见奥特兰斯不知声,约翰不解地看着对方,不知道为什么喊他,“哪里不舒服吗?”他紧张地问道。
然而接下去奥特兰斯说的话,差点把约翰羞死。“我想去卫生间小便。”他很直白地就说了,毫不忌讳。“扶我去。”
约翰即便心里再不好意思,也不敢拒绝,他一边拿起吊瓶,一边搀着奥特兰斯。他伸手揽着奥特兰斯的腰,又怕弄伤到男人的伤口不敢用力。奥特兰斯的手臂顺势搭在他的肩膀上,两个人贴的很近。

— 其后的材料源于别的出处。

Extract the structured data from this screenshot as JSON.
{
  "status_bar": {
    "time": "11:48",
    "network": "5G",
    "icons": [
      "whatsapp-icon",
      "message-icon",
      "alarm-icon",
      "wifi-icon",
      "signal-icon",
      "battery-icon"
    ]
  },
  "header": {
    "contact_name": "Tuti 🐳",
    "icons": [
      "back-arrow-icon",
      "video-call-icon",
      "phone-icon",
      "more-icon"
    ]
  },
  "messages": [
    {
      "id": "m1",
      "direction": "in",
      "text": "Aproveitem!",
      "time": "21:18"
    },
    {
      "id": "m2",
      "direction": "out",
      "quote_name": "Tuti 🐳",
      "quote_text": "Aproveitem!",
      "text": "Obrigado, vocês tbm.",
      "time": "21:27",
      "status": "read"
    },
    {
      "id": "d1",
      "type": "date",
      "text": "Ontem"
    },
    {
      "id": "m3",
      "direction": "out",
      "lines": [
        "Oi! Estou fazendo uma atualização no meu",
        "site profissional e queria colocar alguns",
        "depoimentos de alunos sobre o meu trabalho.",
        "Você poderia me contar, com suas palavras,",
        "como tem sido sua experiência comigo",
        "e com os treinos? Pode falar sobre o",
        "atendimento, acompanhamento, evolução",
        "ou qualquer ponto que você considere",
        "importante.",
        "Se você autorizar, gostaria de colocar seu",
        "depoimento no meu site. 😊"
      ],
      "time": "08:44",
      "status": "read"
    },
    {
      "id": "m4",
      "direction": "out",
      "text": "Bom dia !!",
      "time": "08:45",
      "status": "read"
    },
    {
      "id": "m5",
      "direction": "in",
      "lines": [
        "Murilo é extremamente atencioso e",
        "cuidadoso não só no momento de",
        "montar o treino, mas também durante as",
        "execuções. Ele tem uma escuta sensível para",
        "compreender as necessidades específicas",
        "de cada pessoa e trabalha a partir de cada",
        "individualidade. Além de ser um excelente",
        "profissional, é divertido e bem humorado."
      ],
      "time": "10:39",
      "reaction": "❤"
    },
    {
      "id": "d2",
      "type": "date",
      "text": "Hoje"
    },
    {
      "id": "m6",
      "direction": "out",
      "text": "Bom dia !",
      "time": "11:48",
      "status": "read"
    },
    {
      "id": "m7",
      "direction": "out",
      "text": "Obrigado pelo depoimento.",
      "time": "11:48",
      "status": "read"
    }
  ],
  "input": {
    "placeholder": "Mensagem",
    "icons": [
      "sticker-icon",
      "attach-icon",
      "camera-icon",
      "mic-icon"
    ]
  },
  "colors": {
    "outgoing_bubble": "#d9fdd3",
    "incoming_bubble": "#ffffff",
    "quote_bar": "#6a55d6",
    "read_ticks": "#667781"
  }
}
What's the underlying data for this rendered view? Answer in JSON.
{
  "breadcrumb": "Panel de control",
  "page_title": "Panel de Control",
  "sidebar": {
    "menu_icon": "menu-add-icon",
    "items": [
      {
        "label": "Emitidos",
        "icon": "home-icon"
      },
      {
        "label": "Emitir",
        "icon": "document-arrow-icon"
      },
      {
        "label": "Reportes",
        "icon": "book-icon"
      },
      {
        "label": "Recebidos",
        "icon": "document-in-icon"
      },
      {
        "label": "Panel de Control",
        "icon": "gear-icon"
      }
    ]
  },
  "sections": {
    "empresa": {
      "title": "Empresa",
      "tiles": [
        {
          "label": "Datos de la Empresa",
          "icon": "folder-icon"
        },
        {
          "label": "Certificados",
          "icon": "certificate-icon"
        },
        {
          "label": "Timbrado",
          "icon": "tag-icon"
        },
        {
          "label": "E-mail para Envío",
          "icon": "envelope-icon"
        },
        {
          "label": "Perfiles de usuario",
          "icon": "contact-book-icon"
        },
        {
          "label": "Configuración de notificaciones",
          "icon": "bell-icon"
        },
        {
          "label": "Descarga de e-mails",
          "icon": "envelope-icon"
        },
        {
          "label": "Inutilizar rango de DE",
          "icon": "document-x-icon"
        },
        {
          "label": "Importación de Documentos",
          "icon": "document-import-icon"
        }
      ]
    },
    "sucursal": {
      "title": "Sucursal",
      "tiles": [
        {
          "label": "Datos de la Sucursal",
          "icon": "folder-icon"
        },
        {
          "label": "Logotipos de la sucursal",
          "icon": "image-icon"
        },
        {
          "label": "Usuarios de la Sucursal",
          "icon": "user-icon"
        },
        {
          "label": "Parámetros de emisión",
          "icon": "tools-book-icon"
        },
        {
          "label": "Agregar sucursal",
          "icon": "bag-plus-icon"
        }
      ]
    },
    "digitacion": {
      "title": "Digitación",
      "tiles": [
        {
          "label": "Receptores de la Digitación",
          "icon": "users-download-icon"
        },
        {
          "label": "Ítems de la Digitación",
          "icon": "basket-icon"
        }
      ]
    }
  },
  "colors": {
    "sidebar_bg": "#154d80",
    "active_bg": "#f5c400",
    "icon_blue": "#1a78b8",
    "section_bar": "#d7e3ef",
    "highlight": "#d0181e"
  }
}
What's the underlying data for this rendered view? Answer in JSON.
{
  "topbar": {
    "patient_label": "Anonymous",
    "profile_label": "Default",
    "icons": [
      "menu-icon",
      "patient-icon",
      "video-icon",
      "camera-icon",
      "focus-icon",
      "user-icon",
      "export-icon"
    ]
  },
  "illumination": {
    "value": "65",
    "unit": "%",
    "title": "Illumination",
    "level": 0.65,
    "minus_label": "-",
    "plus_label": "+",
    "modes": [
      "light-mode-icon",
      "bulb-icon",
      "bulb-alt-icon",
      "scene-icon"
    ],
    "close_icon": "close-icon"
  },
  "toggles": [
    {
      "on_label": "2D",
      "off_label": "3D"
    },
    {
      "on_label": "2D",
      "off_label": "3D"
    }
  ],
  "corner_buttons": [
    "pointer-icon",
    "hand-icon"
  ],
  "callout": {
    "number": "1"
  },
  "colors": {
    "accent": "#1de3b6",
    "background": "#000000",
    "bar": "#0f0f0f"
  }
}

靠近时Alpha那浓烈的信息素随之倾来,熏得约翰头晕,他努力控制自己不要乱想,扶着奥特兰斯去了卫生间。
卫生间的墙上有专门挂吊瓶的挂钩,约翰把吊瓶挂了上去,“我…我出去。上完了喊我。”说罢转身想要逃开,却被奥特兰斯拉住了。
“我的手还没好。”他抬了下左手臂,又抬了下右手示意他的手在挂水。暗示约翰他没办法独立一个人完成解手。
“你得帮我下。”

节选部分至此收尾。